Ons Woord van de Maond lijkt tegenwoordig eerder een vergeetwoord. Wie immers moet nog “Had poekele um an de kos te komme", zoals ’t Berghse woordenboek schrijft? De beelden van gekromde ruggen die men er vroeger bij had, zullen tegenwoordig niet meer zo voor ogen staan. Maar pokkelen blijft het, ook in de 21e eeuw.
Het woord ‘pokkelen’ wordt in alle windstreken van Nederland en logischerwijze ook in het aangrenzende Nederduitse gebied gevonden. In De Gelderlander stond vorig jaar een bericht over de herbouw van een afgebrande winkel. ,,Het was pokkelen”, zei de eigenaar van de kledingzaak. ,,Maar het is gelukt.”
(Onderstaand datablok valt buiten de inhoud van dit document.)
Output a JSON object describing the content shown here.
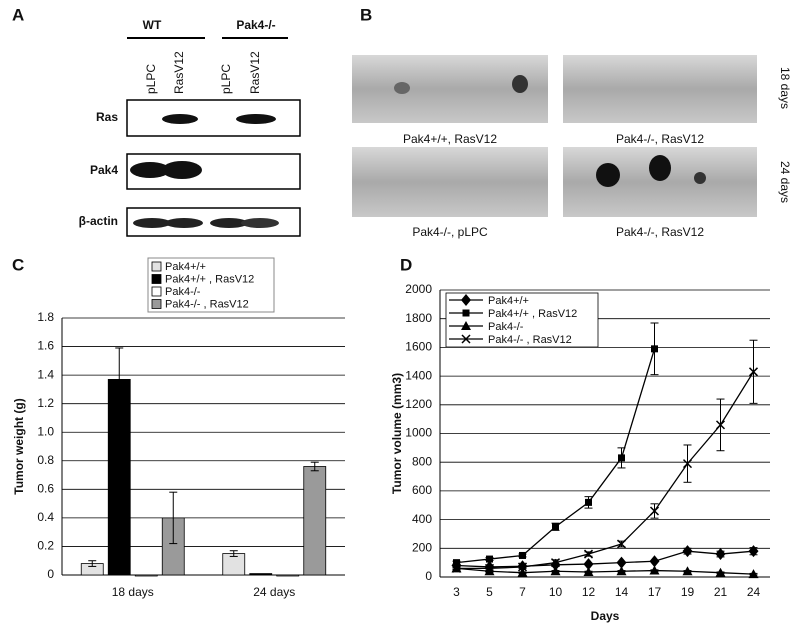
{
  "panel_labels": [
    "A",
    "B",
    "C",
    "D"
  ],
  "blot": {
    "groups": [
      "WT",
      "Pak4-/-"
    ],
    "lanes": [
      "pLPC",
      "RasV12",
      "pLPC",
      "RasV12"
    ],
    "rows": [
      "Ras",
      "Pak4",
      "β-actin"
    ]
  },
  "photos": {
    "captions": [
      "Pak4+/+, RasV12",
      "Pak4-/-, RasV12",
      "Pak4-/-, pLPC",
      "Pak4-/-, RasV12"
    ],
    "times": [
      "18 days",
      "24 days"
    ]
  },
  "chart_data": [
    {
      "type": "bar",
      "ylabel": "Tumor weight (g)",
      "categories": [
        "18 days",
        "24 days"
      ],
      "series": [
        {
          "name": "Pak4+/+",
          "color": "#e2e2e2",
          "values": [
            0.08,
            0.15
          ],
          "errors": [
            0.02,
            0.02
          ]
        },
        {
          "name": "Pak4+/+ , RasV12",
          "color": "#000000",
          "values": [
            1.37,
            0.01
          ],
          "errors": [
            0.22,
            0
          ]
        },
        {
          "name": "Pak4-/-",
          "color": "#ffffff",
          "values": [
            0,
            0
          ],
          "errors": [
            0,
            0
          ]
        },
        {
          "name": "Pak4-/- , RasV12",
          "color": "#9a9a9a",
          "values": [
            0.4,
            0.76
          ],
          "errors": [
            0.18,
            0.03
          ]
        }
      ],
      "ylim": [
        0,
        1.8
      ],
      "yticks": [
        0,
        0.2,
        0.4,
        0.6,
        0.8,
        {
          "value": 1,
          "label": "1.0"
        },
        1.2,
        1.4,
        1.6,
        1.8
      ],
      "grid": true,
      "legend": "top"
    },
    {
      "type": "line",
      "xlabel": "Days",
      "ylabel": "Tumor volume (mm3)",
      "categories": [
        "3",
        "5",
        "7",
        "10",
        "12",
        "14",
        "17",
        "19",
        "21",
        "24"
      ],
      "series": [
        {
          "name": "Pak4+/+",
          "color": "#000000",
          "marker": "diamond",
          "values": [
            80,
            70,
            75,
            85,
            90,
            100,
            110,
            180,
            160,
            180
          ],
          "errors": [
            5,
            5,
            5,
            5,
            5,
            5,
            5,
            20,
            20,
            25
          ]
        },
        {
          "name": "Pak4+/+ , RasV12",
          "color": "#000000",
          "marker": "square",
          "values": [
            100,
            125,
            150,
            350,
            520,
            830,
            1590,
            null,
            null,
            null
          ],
          "errors": [
            10,
            10,
            10,
            25,
            40,
            70,
            180,
            null,
            null,
            null
          ]
        },
        {
          "name": "Pak4-/-",
          "color": "#000000",
          "marker": "triangle",
          "values": [
            60,
            40,
            30,
            40,
            35,
            40,
            45,
            40,
            30,
            20
          ],
          "errors": [
            5,
            5,
            5,
            5,
            5,
            5,
            5,
            5,
            5,
            5
          ]
        },
        {
          "name": "Pak4-/- , RasV12",
          "color": "#000000",
          "marker": "x",
          "values": [
            60,
            60,
            70,
            100,
            160,
            230,
            460,
            790,
            1060,
            1430
          ],
          "errors": [
            10,
            10,
            10,
            20,
            15,
            20,
            50,
            130,
            180,
            220
          ]
        }
      ],
      "ylim": [
        0,
        2000
      ],
      "yticks": [
        0,
        200,
        400,
        600,
        800,
        1000,
        1200,
        1400,
        1600,
        1800,
        2000
      ],
      "grid": true,
      "legend": "top-left"
    }
  ]
}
Het woord herinnert aan de bijbelse uitdrukking dat de mens in het zweet zijns aanschijns brood zal eten (Genesis 3:19a). Hard werken vraagt wat van je lichaam. Pokkelen is dan ook een woord dat alles met het lichaam te maken heeft. De woorden ‘bochel’ en ‘pukkel’ zijn ermee verbonden. Maar ook ‘buik’, ‘bult’, ‘buil’ en ‘bo(o)tsen’. De wortel ervan ligt bij het oude (indogermaanse) ‘bu-‘ dat ‘opgeblazen, opgezwollen’ uitdrukt. Het is niet moeilijk te bedenken dat het hier om een klanknabootsing gaat. Het Latijnse ‘bucca’ bijvoorbeeld betekent ‘wang’, later ook ‘mond’.
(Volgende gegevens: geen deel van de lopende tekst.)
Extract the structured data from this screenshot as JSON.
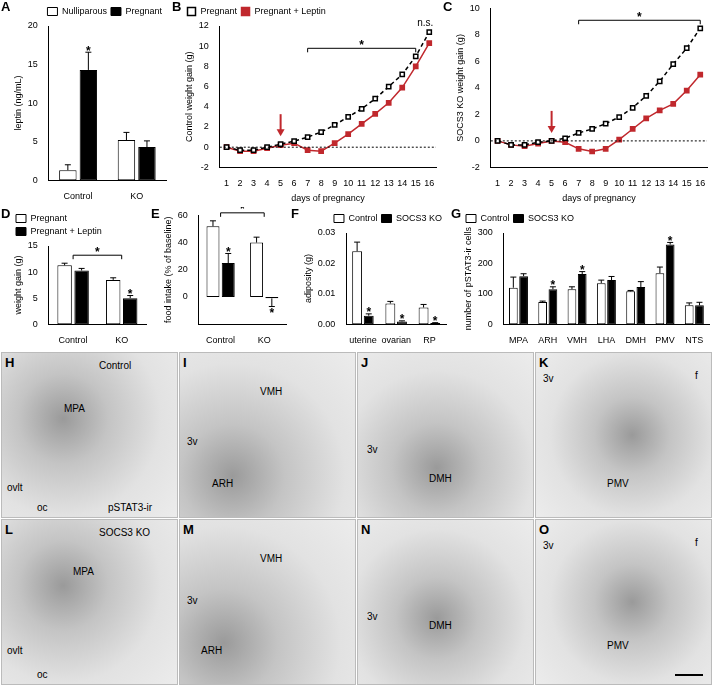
{
  "chart_data": [
    {
      "panel": "A",
      "type": "bar",
      "y_label": "leptin (ng/mL)",
      "categories": [
        "Control",
        "KO"
      ],
      "series": [
        {
          "name": "Nulliparous",
          "color": "#ffffff",
          "values": [
            1.3,
            5.2
          ],
          "errors": [
            0.7,
            1.0
          ]
        },
        {
          "name": "Pregnant",
          "color": "#000000",
          "values": [
            14.3,
            4.3
          ],
          "errors": [
            2.3,
            0.8
          ]
        }
      ],
      "ylim": [
        0,
        20
      ],
      "yticks": [
        0,
        5,
        10,
        15,
        20
      ],
      "grid": false,
      "legend": "top-right",
      "annotations": [
        {
          "text": "*",
          "series": 1,
          "category": "Control"
        }
      ]
    },
    {
      "panel": "B",
      "type": "line",
      "x_label": "days of pregnancy",
      "y_label": "Control weight gain (g)",
      "x": [
        1,
        2,
        3,
        4,
        5,
        6,
        7,
        8,
        9,
        10,
        11,
        12,
        13,
        14,
        15,
        16
      ],
      "series": [
        {
          "name": "Pregnant",
          "color": "#000000",
          "marker": "square_open",
          "line_style": "dashed",
          "values": [
            0,
            -0.3,
            -0.3,
            0,
            0.3,
            0.6,
            1.0,
            1.5,
            2.2,
            3.0,
            3.8,
            4.8,
            6.0,
            7.2,
            9.0,
            11.4
          ]
        },
        {
          "name": "Pregnant + Leptin",
          "color": "#c0282d",
          "marker": "square",
          "line_style": "solid",
          "values": [
            0,
            -0.4,
            -0.4,
            -0.1,
            0.2,
            0.4,
            -0.3,
            -0.4,
            0.4,
            1.3,
            2.3,
            3.3,
            4.4,
            5.9,
            8.0,
            10.3
          ]
        }
      ],
      "xlim": [
        0.5,
        16.5
      ],
      "xticks": [
        1,
        2,
        3,
        4,
        5,
        6,
        7,
        8,
        9,
        10,
        11,
        12,
        13,
        14,
        15,
        16
      ],
      "ylim": [
        -2,
        12
      ],
      "yticks": [
        -2,
        0,
        2,
        4,
        6,
        8,
        10,
        12
      ],
      "grid": false,
      "legend": "top-left",
      "annotations": [
        {
          "type": "hline",
          "y": 0
        },
        {
          "type": "arrow",
          "x": 5,
          "color": "#c0282d"
        },
        {
          "text": "*",
          "from": 7,
          "to": 15
        },
        {
          "text": "n.s.",
          "x": 16
        }
      ]
    },
    {
      "panel": "C",
      "type": "line",
      "x_label": "days of pregnancy",
      "y_label": "SOCS3 KO weight gain (g)",
      "x": [
        1,
        2,
        3,
        4,
        5,
        6,
        7,
        8,
        9,
        10,
        11,
        12,
        13,
        14,
        15,
        16
      ],
      "series": [
        {
          "color": "#000000",
          "marker": "square_open",
          "line_style": "dashed",
          "values": [
            0,
            -0.3,
            -0.3,
            -0.1,
            0,
            0.2,
            0.6,
            0.9,
            1.3,
            1.8,
            2.5,
            3.4,
            4.5,
            5.8,
            7.0,
            8.5
          ]
        },
        {
          "color": "#c0282d",
          "marker": "square",
          "line_style": "solid",
          "values": [
            0,
            -0.3,
            -0.4,
            -0.2,
            0,
            -0.1,
            -0.6,
            -0.8,
            -0.6,
            0.1,
            0.9,
            1.7,
            2.3,
            2.8,
            3.8,
            5.0
          ]
        }
      ],
      "xlim": [
        0.5,
        16.5
      ],
      "xticks": [
        1,
        2,
        3,
        4,
        5,
        6,
        7,
        8,
        9,
        10,
        11,
        12,
        13,
        14,
        15,
        16
      ],
      "ylim": [
        -2,
        10
      ],
      "yticks": [
        -2,
        0,
        2,
        4,
        6,
        8,
        10
      ],
      "grid": false,
      "annotations": [
        {
          "type": "hline",
          "y": 0
        },
        {
          "type": "arrow",
          "x": 5,
          "color": "#c0282d"
        },
        {
          "text": "*",
          "from": 7,
          "to": 16
        }
      ]
    },
    {
      "panel": "D",
      "type": "bar",
      "y_label": "weight gain (g)",
      "categories": [
        "Control",
        "KO"
      ],
      "series": [
        {
          "name": "Pregnant",
          "color": "#ffffff",
          "values": [
            11.3,
            8.5
          ],
          "errors": [
            0.4,
            0.4
          ]
        },
        {
          "name": "Pregnant + Leptin",
          "color": "#000000",
          "values": [
            10.3,
            5.0
          ],
          "errors": [
            0.4,
            0.5
          ]
        }
      ],
      "ylim": [
        0,
        15
      ],
      "yticks": [
        0,
        5,
        10,
        15
      ],
      "grid": false,
      "legend": "top-left",
      "annotations": [
        {
          "text": "*",
          "from": "Control",
          "to": "KO"
        },
        {
          "text": "*",
          "series": 1,
          "category": "KO"
        }
      ]
    },
    {
      "panel": "E",
      "type": "bar",
      "y_label": "food intake (% of baseline)",
      "categories": [
        "Control",
        "KO"
      ],
      "series": [
        {
          "color": "#ffffff",
          "values": [
            52,
            40
          ],
          "errors": [
            4,
            4
          ]
        },
        {
          "color": "#000000",
          "values": [
            25,
            -1
          ],
          "errors": [
            7,
            6
          ]
        }
      ],
      "ylim": [
        -20,
        60
      ],
      "yticks": [
        0,
        20,
        40,
        60
      ],
      "grid": false,
      "annotations": [
        {
          "text": "*",
          "from": "Control",
          "to": "KO"
        },
        {
          "text": "*",
          "series": 1,
          "category": "Control"
        },
        {
          "text": "*",
          "series": 1,
          "category": "KO"
        }
      ]
    },
    {
      "panel": "F",
      "type": "bar",
      "y_label": "adiposity (g)",
      "categories": [
        "uterine",
        "ovarian",
        "RP"
      ],
      "series": [
        {
          "name": "Control",
          "color": "#ffffff",
          "values": [
            0.024,
            0.0068,
            0.0055
          ],
          "errors": [
            0.003,
            0.0007,
            0.001
          ]
        },
        {
          "name": "SOCS3 KO",
          "color": "#000000",
          "values": [
            0.0028,
            0.0009,
            0.0004
          ],
          "errors": [
            0.0006,
            0.0002,
            0.0001
          ]
        }
      ],
      "ylim": [
        0,
        0.03
      ],
      "yticks": [
        {
          "value": 0,
          "label": "0.00"
        },
        {
          "value": 0.01,
          "label": "0.01"
        },
        {
          "value": 0.02,
          "label": "0.02"
        },
        {
          "value": 0.03,
          "label": "0.03"
        }
      ],
      "grid": false,
      "legend": "top-right",
      "annotations": [
        {
          "text": "*",
          "series": 1,
          "category": "uterine"
        },
        {
          "text": "*",
          "series": 1,
          "category": "ovarian"
        },
        {
          "text": "*",
          "series": 1,
          "category": "RP"
        }
      ]
    },
    {
      "panel": "G",
      "type": "bar",
      "y_label": "number of pSTAT3-ir cells",
      "categories": [
        "MPA",
        "ARH",
        "VMH",
        "LHA",
        "DMH",
        "PMV",
        "NTS"
      ],
      "series": [
        {
          "name": "Control",
          "color": "#ffffff",
          "values": [
            120,
            73,
            115,
            135,
            108,
            168,
            62
          ],
          "errors": [
            35,
            3,
            8,
            10,
            3,
            20,
            8
          ]
        },
        {
          "name": "SOCS3 KO",
          "color": "#000000",
          "values": [
            158,
            115,
            165,
            145,
            122,
            262,
            62
          ],
          "errors": [
            8,
            8,
            8,
            12,
            18,
            7,
            10
          ]
        }
      ],
      "ylim": [
        0,
        300
      ],
      "yticks": [
        0,
        100,
        200,
        300
      ],
      "grid": false,
      "legend": "top-left",
      "annotations": [
        {
          "text": "*",
          "series": 1,
          "category": "ARH"
        },
        {
          "text": "*",
          "series": 1,
          "category": "VMH"
        },
        {
          "text": "*",
          "series": 1,
          "category": "PMV"
        }
      ]
    }
  ],
  "micrographs": [
    {
      "panel": "H",
      "labels": [
        "Control",
        "MPA",
        "ovlt",
        "oc",
        "pSTAT3-ir"
      ]
    },
    {
      "panel": "I",
      "labels": [
        "VMH",
        "3v",
        "ARH"
      ]
    },
    {
      "panel": "J",
      "labels": [
        "3v",
        "DMH"
      ]
    },
    {
      "panel": "K",
      "labels": [
        "3v",
        "f",
        "PMV"
      ]
    },
    {
      "panel": "L",
      "labels": [
        "SOCS3 KO",
        "MPA",
        "ovlt",
        "oc"
      ]
    },
    {
      "panel": "M",
      "labels": [
        "3v",
        "VMH",
        "ARH"
      ]
    },
    {
      "panel": "N",
      "labels": [
        "3v",
        "DMH"
      ]
    },
    {
      "panel": "O",
      "labels": [
        "3v",
        "f",
        "PMV"
      ]
    }
  ]
}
Er valt heel wat te vertellen over ‘pokkele’. De variant met een ‘oe’ herinnert direct aan het Duitse ‘Buckel’ en dan schiet ons de uitdrukking “Du kannst mir den Buckel herunterrutschen” te binnen. Die staat in ons woordenboek ‘n Trop Barghse Weurd ook vermeld: "Gi-j kont mien de pókkel afroetse". En nog mooier, want iets prettiger: Mogelijk is er ook een verband met het woord ‘bier’. Dat is immers ook opschuimend, dus vol blaasjes … bochels.
Poeh, dat was ‘m weer, het Woord van de Maond!